The burden was on the Sherrods, as the moving party, to show an absence of a genuine issue of fact and that they were entitled to judgment as a matter of law. This burden is met by a prima facie showing, i. e., such evidence as is sufficient in law to raise a presumption of fact or establish the fact in question. Once a prima facie showing has been made, the moving party is entitled to summary judgment unless the party resisting the motion demonstrates at least a reasonable doubt as to whether a genuine issue exists. Goodman v. Brock, 83 N.M. 789, 498 P.2d 676 (1972); N.M.R.Civ.P. 56, N.M.S.A.1978 (Repl.Pamp. 1980).
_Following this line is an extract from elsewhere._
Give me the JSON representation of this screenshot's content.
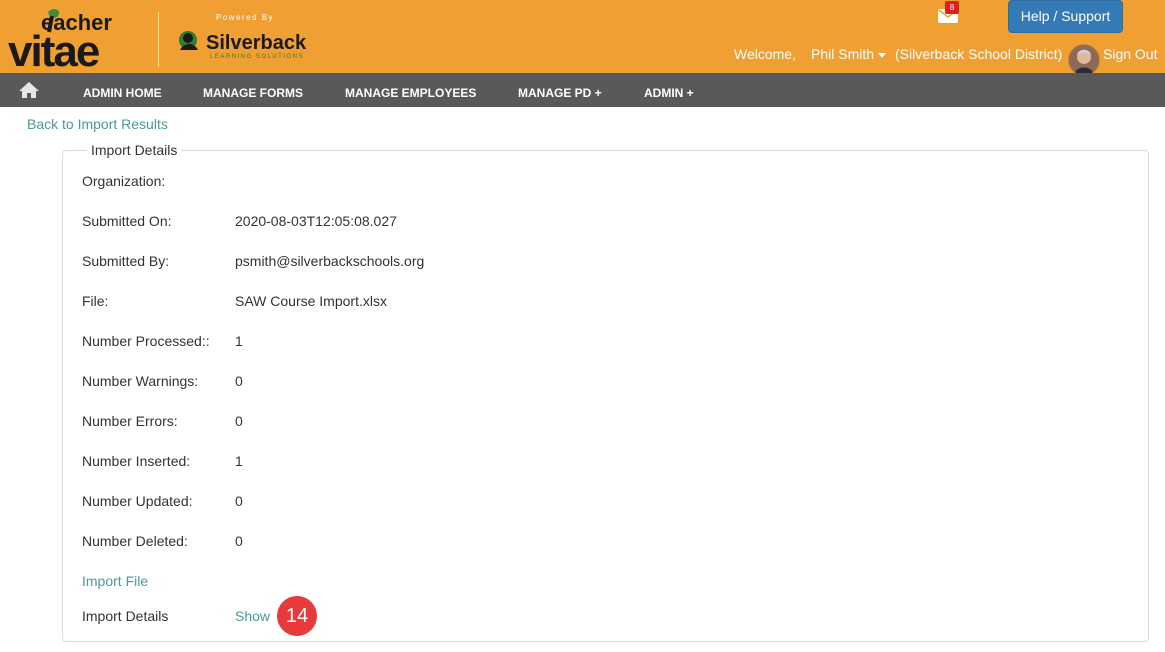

Actionable fraud consists of misrepresentation of a fact, known to be untrue by the maker, and made with an intent to deceive and to induce the other party to act *433in reliance thereon to his detriment. Unser v. Unser, 86 N.M. 648, 526 P.2d 790 (1974).

In support of the motion for summary judgment, the Sherrods submitted evidence supporting the truth of the statements contained in the ad. The Cargills did not submit any evidence sufficient to raise a genuine issue of fact concerning the truth or falsity of the statements. The evidence indicated that the property is, indeed, zoned A-2. This representation put the Cargills on notice that the property could not be used for most commercial purposes absent a change of zoning or approval of an S.U. permit. There is also no evidence in the record that the statement, “can be changed to S.U.” was false. The evidence showed that the zoning authorities would consider a petition for an S.U. permit for commercial usage and that the likelihood of approval was increasing due to the growth of commercial usage in the surrounding area.

Finally, the evidence supports the statement that the property is, by reason of its location, choice commercial acreage. The ad therefore truthfully represented that most commercial usages were not permitted under present zoning, but that the property was ripe for commercial development. In his deposition Cargill complained that the ad might have been phrased better, but acknowledged that it was not a lie.

Under the evidence, the Sherrods have shown that there was no genuine issue of fact and that they were entitled to judgment as a matter of law. We affirm the trial court’s granting of summary judgment in favor of Sherrod, dismissing the fraud and breach of contract actions alleged in the complaint, both of which causes of action were based upon the alleged misrepresentations in the ad.

The counterclaim for rescission alleged mutual mistake. For a mistake to be mutual and common to both parties, it must appear that both parties have done what neither intended. See Sierra Blanca Sales Co., Inc. v. Newco Industries, Inc., 84 N.M. 524, 505 P.2d 867 (Ct.App.1972), cert. denied, 84 N.M. 512, 505 P.2d 855 (1972). There was no evidence in this case that both parties were acting under a mutual mistake. Although the facts might indicate a unilateral mistake on the part of the Car-gills, that evidence would not justify granting a rescission requested by the non-mistaken party. See Jones v. Friedman, 57 N.M. 361, 258 P.2d 1131 (1953). The trial court therefore erred in granting summary judgment of rescission on the counterclaim.

The dismissal of the complaint is affirmed; summary judgment on the counterclaim is reversed and the cause remanded.


SOSA, Senior Justice, and FEDERICI, J., concur.